I'm just idling away my time recovering from a hysterectomy and bored to tears as I feel so well but am following orders, behaving and not doing anything much at all which is why I have been blogging so much...gives the bored something to do and maybe gives some stranger somewhere some new idea, gosh how neat would that be?
Next I think I will write about my most favorite book of all time......

Thursday, July 15, 2010

Daisy's spot in the sun


This is our precious Daisy in her chair by the window in Dubai...I miss her so. She has a great kennel in Abu Dhabi where her Bombi looks lovingly after her when we're away. Once we're back I will have been away from her for five months...I won't be leaving her much at all, the weather will be more temperate and she will make the short jogs to the grocery with me...sitting in the shade for 10 minutes, there are huge umbrellas over the car parks and some lower level parking that is cool too, but I don't leave her in those.....you know the milk and bread run...in the winter months she will happily sit in the car people watching while I shop. I open the sun roof for her...weather is much cooler and in the shade she is safe in the car then. Summer she only goes when one of us sits in the car with her with the a/c running. Tom was with her earlier this summer but I was here...I only want to return to be with her.

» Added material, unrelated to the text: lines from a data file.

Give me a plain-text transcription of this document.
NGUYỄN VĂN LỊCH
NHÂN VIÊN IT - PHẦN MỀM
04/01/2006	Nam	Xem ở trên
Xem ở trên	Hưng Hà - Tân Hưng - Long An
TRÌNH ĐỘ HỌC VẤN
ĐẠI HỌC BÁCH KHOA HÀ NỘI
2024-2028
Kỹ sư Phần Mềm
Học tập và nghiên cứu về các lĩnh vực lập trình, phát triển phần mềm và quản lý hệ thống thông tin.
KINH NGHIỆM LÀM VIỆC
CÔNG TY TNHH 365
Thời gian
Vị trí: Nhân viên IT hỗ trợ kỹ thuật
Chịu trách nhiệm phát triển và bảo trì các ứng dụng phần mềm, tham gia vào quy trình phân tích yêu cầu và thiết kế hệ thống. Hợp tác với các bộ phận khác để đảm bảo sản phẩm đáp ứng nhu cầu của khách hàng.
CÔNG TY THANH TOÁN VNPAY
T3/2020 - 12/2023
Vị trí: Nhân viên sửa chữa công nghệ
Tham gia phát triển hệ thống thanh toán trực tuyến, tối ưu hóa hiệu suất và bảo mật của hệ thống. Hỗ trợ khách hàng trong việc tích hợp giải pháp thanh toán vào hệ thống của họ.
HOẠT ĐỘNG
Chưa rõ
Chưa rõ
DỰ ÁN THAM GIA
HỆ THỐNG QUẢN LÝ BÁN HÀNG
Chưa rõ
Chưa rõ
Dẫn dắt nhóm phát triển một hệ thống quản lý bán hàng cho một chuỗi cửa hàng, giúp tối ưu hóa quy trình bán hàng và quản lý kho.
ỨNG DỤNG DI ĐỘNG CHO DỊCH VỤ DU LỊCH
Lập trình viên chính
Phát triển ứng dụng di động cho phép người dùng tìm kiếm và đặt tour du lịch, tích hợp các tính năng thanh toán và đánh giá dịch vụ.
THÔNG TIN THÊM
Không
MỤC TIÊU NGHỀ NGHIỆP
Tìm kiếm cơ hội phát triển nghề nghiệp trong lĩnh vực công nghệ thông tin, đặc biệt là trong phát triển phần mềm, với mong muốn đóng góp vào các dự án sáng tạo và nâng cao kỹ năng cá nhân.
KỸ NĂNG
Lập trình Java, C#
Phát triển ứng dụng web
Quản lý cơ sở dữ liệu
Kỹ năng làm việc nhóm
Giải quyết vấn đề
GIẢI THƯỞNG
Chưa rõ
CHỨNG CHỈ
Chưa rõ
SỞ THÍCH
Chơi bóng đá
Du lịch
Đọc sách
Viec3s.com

Little antique handquilted treasure


I've had this at least 15 to 20 years perhaps. When I worked I would treat myself to an antique quilt now and then, sometimes I laid them away, sometimes I could just buy one...this one was fairly reasonable, like maybe $50.00, it's in great shape, it's hand quilted. I have no idea where I bought it as it was just too long ago to even try to remember. I guess I am trying to do a bit of cataloging here of my quilt stash. I think this one is still at the beach house...I tend to bring them back and forth as desired. I guess you could say I relocate them occasionally as my heart desires. I so love doing that with my things. Actually I call it puttering.

Traveling Hearts for Krista



Time goes by so quickly it's difficult to remember dates...I think it was September 2006 when the Dubai Quilters Guild each did a block for our Quilt Pink charity quilt designed by one of our members, Cynthia Tomaszewski. find her at her Simple Pleasures website http://www.simpleas.com/designs.html. My daughter loved the design so I made this quilt for her using just the hearts from the design...my daughter wanted pastels and especially wanted me to add in lavendars/purples to remember her great grandmothers favorite colors...so from my Dubai stash I was able to make this quilt. The Teddy Bear Label I found somewhere on the internet only it was not a label it was something else I do not even remember what. I sewed all these hearts by hand on plane and auto trips over about a six month period...hence....Traveling Hearts. Somewhere I have a picture of the original quilt that our guild made...it was just absolutely gorgeous and was raffled off for Breast Cancer Research that year. The original had appliqued flowers and vines all around the border and was all pink.

This is an antique quilt I bought years ago...I call it Don't Fence Me In, does anyone know the real name? I just love it. I don't leave it hanging when we're away as it is handstitched, so it is waiting on our return before I redo my hanging sleeve and rehang it in my dining room. I have already removed those old things on the shelf and redone that area in there.


I made this little quilt for a friend of my daughters, for her little girl Hannah. The friends Aunt had given my daughter a bag full of scraps from a local shop that sells handmade childrens clothing...so I took yellow homespun backgrounds and then used those fabrics to build rag flowers and leaves, added the raspberry sashing and cornerstones from my stash...then had my friend in Dubai, a professional machine quilter quilt it for me. From what I hear little Hannah loves this quilt so much she sleeps with it every night. I named it Just Ducky Flowers.